I am having problems where my various disks slow down from transfer rates of about 25 MB/s to about 0.3 MB/s. Sometimes a reboot works, but not necessarily for long. I had this with Ubuntu Mate, replaced that with Xubuntu, but no luck.
So searching, once more, at random, I found the thread Massive, unpredictable I/O performance drop in Linux
The author there said that
sudo sh -c 'echo 3 > /proc/sys/vm/drop_caches'
worked for him. I tried it and it worked. The USB disk stopped making grinding noises almost immediately and returned to normal speed.
But frankly, I have absolutely no clue what I am doing here. What is /proc/sys/vm/drop_caches
? This file is still empty after the echo? Why does this work, and are there any problems doing this? Does it indicate a hardware problem?
Addendum 1: I have implemented this by calling a script running sync and the echo in the root crontab that runs the backup jobs. The main backup job starts at 3:30 am and I call the script just before it and also at 4 am and 5 am. The backup only seemed to have picked up speed after the 4 am script, so it is not quite straightforward to implement this. But I can now reasonably run overnight system backups again.

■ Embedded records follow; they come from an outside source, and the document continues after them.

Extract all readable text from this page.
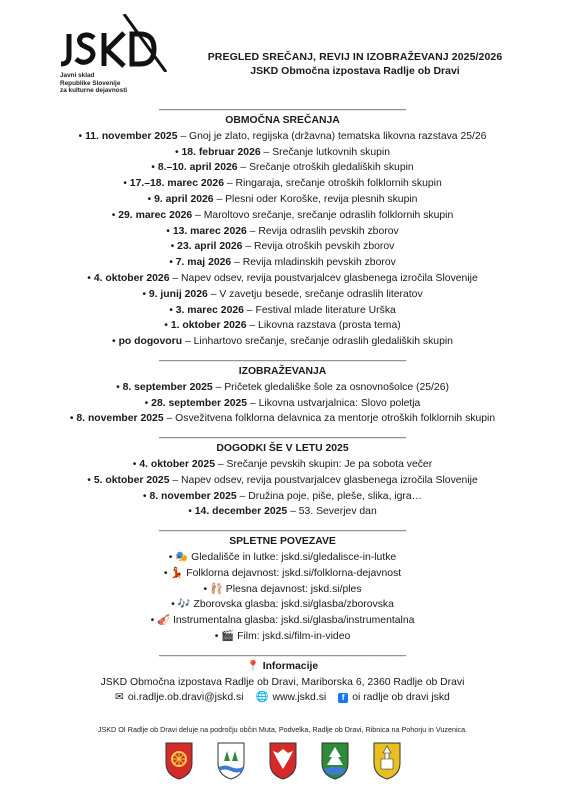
Javni sklad
Republike Slovenije
za kulturne dejavnosti
PREGLED SREČANJ, REVIJ IN IZOBRAŽEVANJ 2025/2026
JSKD Območna izpostava Radlje ob Dravi
______________________________________________
OBMOČNA SREČANJA
• 11. november 2025 – Gnoj je zlato, regijska (državna) tematska likovna razstava 25/26
• 18. februar 2026 – Srečanje lutkovnih skupin
• 8.–10. april 2026 – Srečanje otroških gledaliških skupin
• 17.–18. marec 2026 – Ringaraja, srečanje otroških folklornih skupin
• 9. april 2026 – Plesni oder Koroške, revija plesnih skupin
• 29. marec 2026 – Maroltovo srečanje, srečanje odraslih folklornih skupin
• 13. marec 2026 – Revija odraslih pevskih zborov
• 23. april 2026 – Revija otroških pevskih zborov
• 7. maj 2026 – Revija mladinskih pevskih zborov
• 4. oktober 2026 – Napev odsev, revija poustvarjalcev glasbenega izročila Slovenije
• 9. junij 2026 – V zavetju besede, srečanje odraslih literatov
• 3. marec 2026 – Festival mlade literature Urška
• 1. oktober 2026 – Likovna razstava (prosta tema)
• po dogovoru – Linhartovo srečanje, srečanje odraslih gledaliških skupin
______________________________________________
IZOBRAŽEVANJA
• 8. september 2025 – Pričetek gledališke šole za osnovnošolce (25/26)
• 28. september 2025 – Likovna ustvarjalnica: Slovo poletja
• 8. november 2025 – Osvežitvena folklorna delavnica za mentorje otroških folklornih skupin
______________________________________________
DOGODKI ŠE V LETU 2025
• 4. oktober 2025 – Srečanje pevskih skupin: Je pa sobota večer
• 5. oktober 2025 – Napev odsev, revija poustvarjalcev glasbenega izročila Slovenije
• 8. november 2025 – Družina poje, piše, pleše, slika, igra…
• 14. december 2025 – 53. Severjev dan
______________________________________________
SPLETNE POVEZAVE
• 🎭 Gledališče in lutke: jskd.si/gledalisce-in-lutke
• 💃 Folklorna dejavnost: jskd.si/folklorna-dejavnost
• 🩰 Plesna dejavnost: jskd.si/ples
• 🎶 Zborovska glasba: jskd.si/glasba/zborovska
• 🎻 Instrumentalna glasba: jskd.si/glasba/instrumentalna
• 🎬 Film: jskd.si/film-in-video
______________________________________________
📍 Informacije
JSKD Območna izpostava Radlje ob Dravi, Mariborska 6, 2360 Radlje ob Dravi
✉ oi.radlje.ob.dravi@jskd.si 🌐 www.jskd.si	f oi radlje ob dravi jskd
JSKD OI Radlje ob Dravi deluje na področju občin Muta, Podvelka, Radlje ob Dravi, Ribnica na Pohorju in Vuzenica.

Addendum 2: Maybe I should also point out that at one point I saw the 0.3 MB/s transfer rates while, IIRC, copying a 30 GB or so file structure from the Internet to the internal system hard disk /. So it is not obvious to me that the problem is the slower USB hard disks (which are not particularly slow anyway, in my opinion, at 30 Mb/s or more when the system is working properly, like after writing to /proc/sys/vm/dropped_caches.)
Addendum 3: changing vm.dirty_background_ratio, vm.dirty_ratio, vm.dirty_expire_centisecs, and vm.dirty_writeback_centisecs to what they are on my OK Laptop did not make a difference.
Addendum 4: Apparently this is a known bug, https://bugs.launchpad.net/ubuntu/+source/linux-meta-lts-trusty/+bug/1333294 A useful link from there is http://flaterco.com/kb/PAE_slowdown.html. Setting GRUB_CMDLINE_LINUX="mem=8192M" in /etc/default/grub, running update-grub, and rebooting seems to have returned disk writing to a reasonable speed without using drop_caches. (At the loss of 8GB of memory.)